90. The practice of zazen can carry me into a silence beyond words and images and concepts. In this silence there is no yesterday, no tomorrow, no today. Here each and every preference falls away, for there is neither two nor one. There only 'is', an 'is' that mysteriously 'is not'. This mysterious 'is' does not belong to me, nor can I tie it down with a name. Lost in 'is-ness' I cease to be and yet am somehow strangely sustained.
Sunday, 26 February 2017
Wednesday, 22 February 2017
89. ZEN REMARKS
89. A listening practice can help you cultivate and nurture an inner silence. This is the silence that, as someone has said, 'adds nothing but changes everything'. Just sit and listen and learn the language of silent love.
Monday, 20 February 2017
88. ZEN REMARKS
88. The Zen practitioner is urged to 'listen with the eye, see with the ear'. That is to say, Zen recognises that in order to listen effectively it is not enough to rely on the ear alone or, to see what is right in front of you, to rely solely on the eye. Zen listening is a whole person activity. In the words of the great thirteenth century Chinese monk Mumon Ekai: 'Arouse your entire body with its three hundred and sixty bones and joints and its eighty-four thousand pores of the skin; summon up a spirit of great doubt and concentrate ...' Listen with this degree of total concentration and discover that suddenly 'internal and external are spontaneously united'. Listen like this and you will not only 'stop the tolling of the distant temple bell' but will also become most intimate with 'the sound of one hand'.
Friday, 17 February 2017
87. ZEN REMARKS
87. A Zen story has it that a monk visited a mountain hermit and asked him, 'Oh venerable master, how can I enter the Way?' The hermit replied with a question of his own, 'Do you hear the sound of that mountain stream?' The monk answered, 'Yes, I do'. Then the hermit said, 'Enter there!

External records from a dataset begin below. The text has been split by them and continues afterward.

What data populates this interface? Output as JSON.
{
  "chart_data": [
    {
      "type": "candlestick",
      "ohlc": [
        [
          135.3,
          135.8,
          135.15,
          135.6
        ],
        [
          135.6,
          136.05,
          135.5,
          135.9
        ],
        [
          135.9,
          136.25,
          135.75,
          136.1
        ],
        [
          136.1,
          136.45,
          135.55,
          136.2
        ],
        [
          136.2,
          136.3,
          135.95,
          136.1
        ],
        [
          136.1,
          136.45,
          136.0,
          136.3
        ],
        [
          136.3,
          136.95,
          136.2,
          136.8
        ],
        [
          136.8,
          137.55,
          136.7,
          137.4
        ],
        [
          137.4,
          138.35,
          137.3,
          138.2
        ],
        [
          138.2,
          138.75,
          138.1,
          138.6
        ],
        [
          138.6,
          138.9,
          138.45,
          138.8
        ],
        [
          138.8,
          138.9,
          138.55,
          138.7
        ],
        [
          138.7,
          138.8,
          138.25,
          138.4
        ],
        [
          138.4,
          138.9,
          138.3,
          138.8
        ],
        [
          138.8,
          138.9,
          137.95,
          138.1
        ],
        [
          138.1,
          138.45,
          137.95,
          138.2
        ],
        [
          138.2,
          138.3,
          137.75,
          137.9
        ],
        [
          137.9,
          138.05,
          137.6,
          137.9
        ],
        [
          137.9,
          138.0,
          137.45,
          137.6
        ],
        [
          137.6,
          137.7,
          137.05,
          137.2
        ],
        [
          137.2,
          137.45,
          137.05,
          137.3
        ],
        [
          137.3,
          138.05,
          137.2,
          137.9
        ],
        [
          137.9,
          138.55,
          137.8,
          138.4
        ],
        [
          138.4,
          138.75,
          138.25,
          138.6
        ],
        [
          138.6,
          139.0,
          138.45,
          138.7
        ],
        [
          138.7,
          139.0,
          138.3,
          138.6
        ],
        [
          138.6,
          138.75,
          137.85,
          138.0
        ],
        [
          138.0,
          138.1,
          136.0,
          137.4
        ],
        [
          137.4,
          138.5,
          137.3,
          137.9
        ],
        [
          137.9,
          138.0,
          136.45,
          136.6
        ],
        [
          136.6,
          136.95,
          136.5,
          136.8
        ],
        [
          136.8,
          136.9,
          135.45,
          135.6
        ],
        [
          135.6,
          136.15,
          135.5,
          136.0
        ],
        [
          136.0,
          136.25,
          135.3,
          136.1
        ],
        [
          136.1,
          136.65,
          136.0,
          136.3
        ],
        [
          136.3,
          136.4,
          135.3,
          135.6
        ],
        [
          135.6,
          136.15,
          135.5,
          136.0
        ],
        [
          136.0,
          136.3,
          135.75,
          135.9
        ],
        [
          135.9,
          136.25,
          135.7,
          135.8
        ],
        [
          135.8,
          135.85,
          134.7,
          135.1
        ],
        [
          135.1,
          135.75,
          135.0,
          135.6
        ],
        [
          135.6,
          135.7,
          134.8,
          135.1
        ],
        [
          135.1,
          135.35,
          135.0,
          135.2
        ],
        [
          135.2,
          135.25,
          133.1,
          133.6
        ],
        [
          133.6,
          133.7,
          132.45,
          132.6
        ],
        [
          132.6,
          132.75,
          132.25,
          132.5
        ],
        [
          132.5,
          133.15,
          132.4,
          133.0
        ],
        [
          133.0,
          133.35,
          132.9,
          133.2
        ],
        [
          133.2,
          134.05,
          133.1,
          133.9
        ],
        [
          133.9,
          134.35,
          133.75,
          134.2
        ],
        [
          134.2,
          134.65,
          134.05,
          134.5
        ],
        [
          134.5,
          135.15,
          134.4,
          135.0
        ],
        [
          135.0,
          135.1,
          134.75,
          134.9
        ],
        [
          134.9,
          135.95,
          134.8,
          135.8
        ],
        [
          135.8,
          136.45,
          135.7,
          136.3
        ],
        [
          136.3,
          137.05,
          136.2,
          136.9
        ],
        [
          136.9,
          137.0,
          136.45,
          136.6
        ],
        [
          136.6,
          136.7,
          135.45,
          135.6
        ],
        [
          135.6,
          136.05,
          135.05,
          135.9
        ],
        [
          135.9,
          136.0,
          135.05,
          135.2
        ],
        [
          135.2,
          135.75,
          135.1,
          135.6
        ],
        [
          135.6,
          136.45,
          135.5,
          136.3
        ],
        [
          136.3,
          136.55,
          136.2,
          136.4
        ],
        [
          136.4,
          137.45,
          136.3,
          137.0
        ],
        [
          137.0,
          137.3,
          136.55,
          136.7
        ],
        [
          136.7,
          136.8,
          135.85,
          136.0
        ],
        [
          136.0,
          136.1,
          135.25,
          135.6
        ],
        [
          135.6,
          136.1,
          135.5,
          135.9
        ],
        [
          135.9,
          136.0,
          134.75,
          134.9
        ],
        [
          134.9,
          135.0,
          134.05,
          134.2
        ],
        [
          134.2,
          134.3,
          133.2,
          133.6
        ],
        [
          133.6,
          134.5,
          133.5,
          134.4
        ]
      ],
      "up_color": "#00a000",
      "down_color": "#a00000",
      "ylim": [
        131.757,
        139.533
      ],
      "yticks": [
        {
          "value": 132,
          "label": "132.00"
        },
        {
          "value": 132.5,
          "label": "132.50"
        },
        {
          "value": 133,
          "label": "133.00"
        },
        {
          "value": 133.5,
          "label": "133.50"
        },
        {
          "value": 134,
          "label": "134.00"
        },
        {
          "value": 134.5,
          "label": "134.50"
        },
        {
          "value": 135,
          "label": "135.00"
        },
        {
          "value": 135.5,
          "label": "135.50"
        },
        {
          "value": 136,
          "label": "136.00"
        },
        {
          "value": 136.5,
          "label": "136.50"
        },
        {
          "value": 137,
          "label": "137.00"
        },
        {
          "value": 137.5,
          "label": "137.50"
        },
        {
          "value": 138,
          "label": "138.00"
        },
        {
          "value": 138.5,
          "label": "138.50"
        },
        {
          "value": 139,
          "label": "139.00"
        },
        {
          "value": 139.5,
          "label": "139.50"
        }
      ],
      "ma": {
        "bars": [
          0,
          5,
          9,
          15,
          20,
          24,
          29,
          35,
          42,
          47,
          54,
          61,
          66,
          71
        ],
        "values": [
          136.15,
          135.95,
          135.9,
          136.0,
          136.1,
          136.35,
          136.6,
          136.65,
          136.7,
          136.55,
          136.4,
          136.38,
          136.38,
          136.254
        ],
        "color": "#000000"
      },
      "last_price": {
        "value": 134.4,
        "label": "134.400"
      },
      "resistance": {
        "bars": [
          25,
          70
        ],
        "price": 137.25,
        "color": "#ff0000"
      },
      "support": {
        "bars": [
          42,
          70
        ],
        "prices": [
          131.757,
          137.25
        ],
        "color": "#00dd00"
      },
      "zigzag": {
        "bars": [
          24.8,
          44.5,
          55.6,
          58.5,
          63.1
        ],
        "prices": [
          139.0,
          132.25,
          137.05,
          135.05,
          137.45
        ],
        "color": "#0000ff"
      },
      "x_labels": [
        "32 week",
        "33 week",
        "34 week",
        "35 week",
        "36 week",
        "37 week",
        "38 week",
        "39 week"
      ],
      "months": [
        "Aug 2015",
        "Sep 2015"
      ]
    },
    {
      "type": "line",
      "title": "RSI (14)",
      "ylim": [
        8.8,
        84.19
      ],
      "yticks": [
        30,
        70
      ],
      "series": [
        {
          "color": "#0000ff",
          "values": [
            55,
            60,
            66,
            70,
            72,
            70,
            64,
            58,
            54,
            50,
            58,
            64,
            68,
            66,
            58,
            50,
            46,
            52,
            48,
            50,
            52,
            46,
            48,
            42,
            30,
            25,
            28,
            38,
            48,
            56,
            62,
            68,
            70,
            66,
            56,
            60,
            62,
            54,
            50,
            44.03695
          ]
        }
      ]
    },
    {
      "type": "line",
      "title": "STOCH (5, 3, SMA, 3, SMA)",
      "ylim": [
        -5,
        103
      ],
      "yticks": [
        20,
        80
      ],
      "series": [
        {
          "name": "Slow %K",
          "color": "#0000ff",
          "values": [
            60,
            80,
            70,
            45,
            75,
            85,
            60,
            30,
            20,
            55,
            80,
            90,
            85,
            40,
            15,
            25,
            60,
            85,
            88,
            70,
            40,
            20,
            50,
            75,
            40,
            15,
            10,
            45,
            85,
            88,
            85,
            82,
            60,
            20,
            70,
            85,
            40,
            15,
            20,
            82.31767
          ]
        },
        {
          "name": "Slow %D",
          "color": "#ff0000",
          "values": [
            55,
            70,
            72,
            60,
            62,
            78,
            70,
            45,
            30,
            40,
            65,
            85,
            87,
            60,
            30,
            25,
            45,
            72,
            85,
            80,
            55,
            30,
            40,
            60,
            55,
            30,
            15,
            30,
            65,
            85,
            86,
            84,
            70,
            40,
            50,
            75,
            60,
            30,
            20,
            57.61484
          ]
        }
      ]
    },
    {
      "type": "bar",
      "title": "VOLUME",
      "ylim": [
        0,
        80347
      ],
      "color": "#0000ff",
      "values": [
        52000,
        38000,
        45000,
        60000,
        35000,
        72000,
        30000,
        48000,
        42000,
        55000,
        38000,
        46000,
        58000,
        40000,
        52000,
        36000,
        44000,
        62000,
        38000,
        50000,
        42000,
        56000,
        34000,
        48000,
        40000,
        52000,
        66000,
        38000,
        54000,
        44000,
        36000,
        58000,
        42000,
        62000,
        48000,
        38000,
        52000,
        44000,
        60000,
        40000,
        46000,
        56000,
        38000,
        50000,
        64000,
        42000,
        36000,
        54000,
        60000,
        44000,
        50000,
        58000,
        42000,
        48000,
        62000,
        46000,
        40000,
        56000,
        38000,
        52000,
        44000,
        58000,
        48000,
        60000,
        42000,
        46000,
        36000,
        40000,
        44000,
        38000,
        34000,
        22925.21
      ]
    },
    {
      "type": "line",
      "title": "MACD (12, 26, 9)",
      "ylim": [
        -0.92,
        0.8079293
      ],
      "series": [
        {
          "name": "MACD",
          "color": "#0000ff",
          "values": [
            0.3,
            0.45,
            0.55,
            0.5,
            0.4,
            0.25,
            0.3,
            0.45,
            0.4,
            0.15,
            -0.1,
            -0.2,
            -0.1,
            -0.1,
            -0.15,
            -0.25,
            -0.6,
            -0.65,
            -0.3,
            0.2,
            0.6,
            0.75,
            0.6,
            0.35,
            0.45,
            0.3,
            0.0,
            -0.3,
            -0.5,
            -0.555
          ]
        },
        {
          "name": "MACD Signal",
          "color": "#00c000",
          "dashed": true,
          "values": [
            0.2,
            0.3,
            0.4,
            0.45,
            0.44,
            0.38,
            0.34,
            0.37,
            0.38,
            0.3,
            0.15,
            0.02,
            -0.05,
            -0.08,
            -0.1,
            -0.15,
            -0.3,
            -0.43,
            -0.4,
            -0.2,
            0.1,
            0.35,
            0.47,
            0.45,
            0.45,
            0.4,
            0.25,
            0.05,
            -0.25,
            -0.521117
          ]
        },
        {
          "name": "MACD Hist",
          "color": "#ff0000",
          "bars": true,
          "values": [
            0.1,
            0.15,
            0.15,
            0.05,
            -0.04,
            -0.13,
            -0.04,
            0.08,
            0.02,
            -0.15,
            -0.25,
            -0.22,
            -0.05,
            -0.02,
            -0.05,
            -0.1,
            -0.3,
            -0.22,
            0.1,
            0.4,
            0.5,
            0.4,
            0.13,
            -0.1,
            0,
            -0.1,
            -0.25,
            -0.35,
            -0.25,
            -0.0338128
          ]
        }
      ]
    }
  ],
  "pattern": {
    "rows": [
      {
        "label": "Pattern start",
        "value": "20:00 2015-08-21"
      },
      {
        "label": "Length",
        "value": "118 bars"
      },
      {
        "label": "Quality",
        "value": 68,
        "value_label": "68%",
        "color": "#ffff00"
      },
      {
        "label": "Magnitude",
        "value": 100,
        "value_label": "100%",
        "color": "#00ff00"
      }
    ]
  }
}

Enter there!'
When practising zazen you might ask yourself, 'What do I hear?' Pay careful attention to the sounds that accompany your practice of zazen. Then let the question arise, 'Who is hearing this sound?'
When practising zazen you might ask yourself, 'What do I hear?' Pay careful attention to the sounds that accompany your practice of zazen. Then let the question arise, 'Who is hearing this sound?'
Monday, 13 February 2017
86. ZEN REMARKS
86. Kanseon is the Bodhisattva of Compassion. She is the one who listens to the cries of the world. As such, she can serve as the inspiration for a good zazen practice, namely, to just sit and listen, to just sit and listen without any running commentary. Against a background of breath awareness and body awareness just sit and attend to the sounds that happen about you. Some of these sounds will be obvious and will simply break in upon you. Others will be more subtle and will barely register even when you are paying the most careful attention. Now this practice of listening will change imperceptibly into a form of body awareness, an awareness of body that is inclusive of the body's environment. And so it is that as a zazen practitioner you become one with Kanseon, attentive to sounds that include the cries of the world, the cries of the earth, the earth under stress. Sitting zazen you sit for the well being, even the salvation, of this stressed out earth, now realized as your very own body.
Monday, 6 February 2017
85. ZEN REMARKS
85. In emptiness there is no coming and going. And yet we do in fact travel from place to place. One day in India, the next in Australia. Does the Zen teaching about emptiness deny the evident fact of movement? A denial of the facts of everyday experience would fly in the face of reality and be at odds with what Zen is on about. Or does Zen take a dualistic view that contrasts an absolute dimension, in which there is neither movement nor plurality, with a relative world of phenomena, plurality, movement? But dualism, according to Zen, is a delusion. Now while it is true that Zen does talk in terms of the absolute and the relative, it does not see these as two different realities. In the words of the 'Heart Sutra' Zen is rooted in the realization that 'emptiness is form and form is emptiness'. Zen acknowledges that there is coming and going while keenly realizing that all coming and going is essentially empty.